In the manufacturing department of a defence company, we build what is commonly referred to as a black box for our military. In the black box are circuit cards of various functions plugged into a motherboard.

One day, a software engineer was tasked to investigate and troubleshoot why six circuit cards of the same type were failing in the box. The cards had been sitting in a bone pile for quite a while because no one could figure out what was the matter with them. Each circuit card was worth about $10,000 and management didn’t want to scrap them if at all possible. Apparently they were passing test on the test fixture but they just would not work correctly in the box.

The software engineer who had been working on them for a couple of days came to me to ask my advice on troubleshooting them, since before I became an engineer, I was the technician who tested these cards. I told him I’d help, but I knew trying to troubleshoot these cards in the box would be very difficult. This card had about 30 discrete chips in the failing circuit and probing it for the bad signal was not going to be easy. However, if we could fix one, then we’d have all six cards fixed, since they were failing the same way. He then told me that when he writes to certain registers on the card, he can get it to fail at will. Excellent, I thought. He’s done quite a bit of troubleshooting already. This might be easier than I thought.

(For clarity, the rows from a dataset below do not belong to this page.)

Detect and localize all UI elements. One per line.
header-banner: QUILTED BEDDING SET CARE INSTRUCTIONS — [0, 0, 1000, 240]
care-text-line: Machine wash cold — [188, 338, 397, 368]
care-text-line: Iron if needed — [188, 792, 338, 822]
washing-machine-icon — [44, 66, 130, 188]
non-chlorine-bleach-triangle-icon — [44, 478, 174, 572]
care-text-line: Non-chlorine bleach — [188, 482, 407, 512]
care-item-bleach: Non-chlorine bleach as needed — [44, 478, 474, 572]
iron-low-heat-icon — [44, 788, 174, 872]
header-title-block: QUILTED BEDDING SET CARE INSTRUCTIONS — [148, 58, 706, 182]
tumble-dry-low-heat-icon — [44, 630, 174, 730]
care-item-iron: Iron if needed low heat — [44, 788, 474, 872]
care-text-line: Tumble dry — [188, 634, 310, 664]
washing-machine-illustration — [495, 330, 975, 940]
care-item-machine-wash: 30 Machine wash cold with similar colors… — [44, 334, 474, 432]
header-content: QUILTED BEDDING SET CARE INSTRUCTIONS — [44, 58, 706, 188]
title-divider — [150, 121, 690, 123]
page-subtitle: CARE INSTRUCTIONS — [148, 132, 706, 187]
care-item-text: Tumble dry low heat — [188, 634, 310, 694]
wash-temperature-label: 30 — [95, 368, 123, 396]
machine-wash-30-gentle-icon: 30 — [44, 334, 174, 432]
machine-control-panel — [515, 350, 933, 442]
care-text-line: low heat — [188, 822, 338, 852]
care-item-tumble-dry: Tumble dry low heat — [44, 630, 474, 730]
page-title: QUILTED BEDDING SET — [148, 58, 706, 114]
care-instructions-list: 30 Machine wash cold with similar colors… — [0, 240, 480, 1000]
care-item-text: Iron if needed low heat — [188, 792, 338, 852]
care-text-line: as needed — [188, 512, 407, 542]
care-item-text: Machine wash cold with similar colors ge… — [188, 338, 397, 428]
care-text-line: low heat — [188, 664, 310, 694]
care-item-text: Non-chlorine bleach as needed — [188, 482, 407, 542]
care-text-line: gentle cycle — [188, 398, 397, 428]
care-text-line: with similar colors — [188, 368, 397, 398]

I told him we shouldn’t use the box to troubleshoot it, but since he discovered how to easily get it to fail, then we should be able to look at it on the test fixture, which should make it easier to analyse it. I put the card on the test fixture, set it up, and discovered quite quickly what the problem was. The problem was that somehow the circuit was getting an inadvertent reset command. I got my scope out and started probing around. It didn’t take but a few minutes to discover the cause.

The circuit employed a quad 2 to 1 mux chip 54ALS157. Two inputs to one output switched by an input control logic. I discovered that when the switch input control logic was changed on one of the sections it generated a 10nsec glitch on the output line and that this output line was connected to the reset circuitry.

In other words, there was something wrong with the chip. It should not generate a glitch when the switch was toggled one way or the other. We checked all six cards with the scope and they all exhibited the same glitch. We visually looked at all six circuit cards and found that they all had the same date code on the chip. Apparently, the chips were from a bad lot from the manufacturer. Just one of those things that occasionally happens. Having the chips replaced should fix the cards. After the repair, the six circuit cards finally passed both on the test fixture and in the box. We saved $60,000 and management was happy. The software engineer and I both got a nice monetary reward.